Workbench (in-browser)

Drop an ODP file into the Workbench — parsing runs in WebAssembly with the same AILANG parser used by the CLI. No upload, no signup.

CLI

# Parse an ODP file
./bin/docparse deck.odp

# Convert ODP to Markdown
./bin/docparse deck.odp --convert outline.md

# Convert ODP to PPTX
./bin/docparse deck.odp --convert deck.pptx

API

curl -X POST https://docparse.ailang.sunholo.com/api/v1/parse \
  -H "Content-Type: application/json" \
  -d '{"filepath":"deck.odp","outputFormat":"json","apiKey":"YOUR_API_KEY"}'

Parse in Browser    API Reference

Frequently Asked Questions

How do I parse an ODP file to JSON?

Drop it into the Workbench, send it to the API, or use the Python/JS/Go/R SDK. The parser reads OpenDocument Presentation XML directly — no LibreOffice subprocess.

Are slides extracted individually?

Yes.
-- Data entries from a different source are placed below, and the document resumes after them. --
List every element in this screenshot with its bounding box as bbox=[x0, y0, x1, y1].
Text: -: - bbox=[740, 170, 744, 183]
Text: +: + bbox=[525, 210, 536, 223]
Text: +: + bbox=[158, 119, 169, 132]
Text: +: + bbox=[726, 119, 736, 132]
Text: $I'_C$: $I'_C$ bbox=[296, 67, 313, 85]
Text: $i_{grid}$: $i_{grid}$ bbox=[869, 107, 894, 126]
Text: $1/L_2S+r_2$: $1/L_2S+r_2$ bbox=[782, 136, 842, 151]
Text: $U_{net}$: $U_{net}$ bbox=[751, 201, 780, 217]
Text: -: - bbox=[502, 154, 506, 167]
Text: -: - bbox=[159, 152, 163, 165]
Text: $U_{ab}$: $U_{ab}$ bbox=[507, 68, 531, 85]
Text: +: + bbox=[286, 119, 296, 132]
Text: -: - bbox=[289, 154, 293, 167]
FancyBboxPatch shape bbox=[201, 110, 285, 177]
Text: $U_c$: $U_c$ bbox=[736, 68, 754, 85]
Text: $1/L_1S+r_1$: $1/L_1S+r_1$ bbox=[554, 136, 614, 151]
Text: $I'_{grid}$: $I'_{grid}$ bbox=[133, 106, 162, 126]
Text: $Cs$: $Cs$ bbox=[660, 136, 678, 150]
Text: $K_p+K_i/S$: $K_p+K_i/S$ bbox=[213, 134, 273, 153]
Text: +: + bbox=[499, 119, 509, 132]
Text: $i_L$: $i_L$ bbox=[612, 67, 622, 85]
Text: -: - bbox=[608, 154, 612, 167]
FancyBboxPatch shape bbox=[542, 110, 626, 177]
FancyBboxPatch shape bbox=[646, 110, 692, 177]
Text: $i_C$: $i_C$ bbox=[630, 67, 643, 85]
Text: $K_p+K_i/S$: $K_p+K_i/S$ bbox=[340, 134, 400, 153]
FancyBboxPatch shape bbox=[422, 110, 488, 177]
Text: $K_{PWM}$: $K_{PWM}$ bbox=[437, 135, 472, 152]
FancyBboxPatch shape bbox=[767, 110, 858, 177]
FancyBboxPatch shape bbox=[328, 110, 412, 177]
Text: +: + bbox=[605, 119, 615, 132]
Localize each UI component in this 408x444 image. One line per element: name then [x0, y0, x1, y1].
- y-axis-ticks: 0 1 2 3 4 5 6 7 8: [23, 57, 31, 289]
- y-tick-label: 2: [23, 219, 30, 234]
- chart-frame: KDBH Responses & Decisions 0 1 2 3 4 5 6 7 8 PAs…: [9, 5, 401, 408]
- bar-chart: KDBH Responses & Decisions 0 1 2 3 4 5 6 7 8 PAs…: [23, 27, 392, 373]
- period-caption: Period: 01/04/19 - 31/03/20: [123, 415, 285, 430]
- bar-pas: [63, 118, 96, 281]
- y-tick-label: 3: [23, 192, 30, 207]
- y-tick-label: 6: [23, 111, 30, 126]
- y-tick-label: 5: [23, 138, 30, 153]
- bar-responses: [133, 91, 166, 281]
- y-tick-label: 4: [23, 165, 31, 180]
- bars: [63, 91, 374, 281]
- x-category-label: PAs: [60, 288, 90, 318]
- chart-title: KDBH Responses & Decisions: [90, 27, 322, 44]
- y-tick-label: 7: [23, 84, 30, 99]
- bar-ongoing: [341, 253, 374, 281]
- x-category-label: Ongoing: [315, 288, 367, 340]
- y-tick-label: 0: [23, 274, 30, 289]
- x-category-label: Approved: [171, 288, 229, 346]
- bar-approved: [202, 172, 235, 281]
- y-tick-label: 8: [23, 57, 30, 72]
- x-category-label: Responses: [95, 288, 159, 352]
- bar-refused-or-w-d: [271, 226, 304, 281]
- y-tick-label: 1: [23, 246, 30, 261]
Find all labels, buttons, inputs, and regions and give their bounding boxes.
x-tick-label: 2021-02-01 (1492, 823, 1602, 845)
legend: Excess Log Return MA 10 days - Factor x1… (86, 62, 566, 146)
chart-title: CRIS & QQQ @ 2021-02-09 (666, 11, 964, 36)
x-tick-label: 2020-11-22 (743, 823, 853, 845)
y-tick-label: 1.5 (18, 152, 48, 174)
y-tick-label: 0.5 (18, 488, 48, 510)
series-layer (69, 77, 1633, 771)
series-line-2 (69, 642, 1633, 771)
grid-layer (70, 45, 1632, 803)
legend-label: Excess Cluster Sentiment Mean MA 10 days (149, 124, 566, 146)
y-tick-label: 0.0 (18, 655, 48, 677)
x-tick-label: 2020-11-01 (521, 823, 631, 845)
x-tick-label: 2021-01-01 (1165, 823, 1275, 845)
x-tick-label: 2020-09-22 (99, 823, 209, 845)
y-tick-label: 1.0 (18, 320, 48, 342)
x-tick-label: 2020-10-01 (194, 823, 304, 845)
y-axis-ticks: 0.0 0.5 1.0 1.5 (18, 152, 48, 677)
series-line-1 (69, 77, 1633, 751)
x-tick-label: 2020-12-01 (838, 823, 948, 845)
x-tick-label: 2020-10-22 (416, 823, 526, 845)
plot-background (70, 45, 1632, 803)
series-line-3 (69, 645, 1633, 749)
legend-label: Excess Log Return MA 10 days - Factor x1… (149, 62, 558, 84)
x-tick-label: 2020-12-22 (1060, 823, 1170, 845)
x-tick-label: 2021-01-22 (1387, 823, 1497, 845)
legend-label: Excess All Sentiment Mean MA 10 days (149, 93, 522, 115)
Every draw:page becomes its own SectionBlock with a slide name. Text frames, tables, lists, and images inside that slide come through as typed blocks within the section.

Does ODP parsing need LibreOffice installed?

No. content.xml is read directly from the .odp zip. No soffice subprocess, no headless rendering, no PPTX conversion.

What slide elements are extracted?

Text frames (draw:text-box), headings (text:h), paragraphs (text:p), tables (table:table), lists (text:list), and images (draw:image) — each anchored to the slide it lives on.

Does ODP parsing run in the browser?

Yes. The same AILANG parser used by the CLI compiles to WebAssembly. Files never leave the browser tab.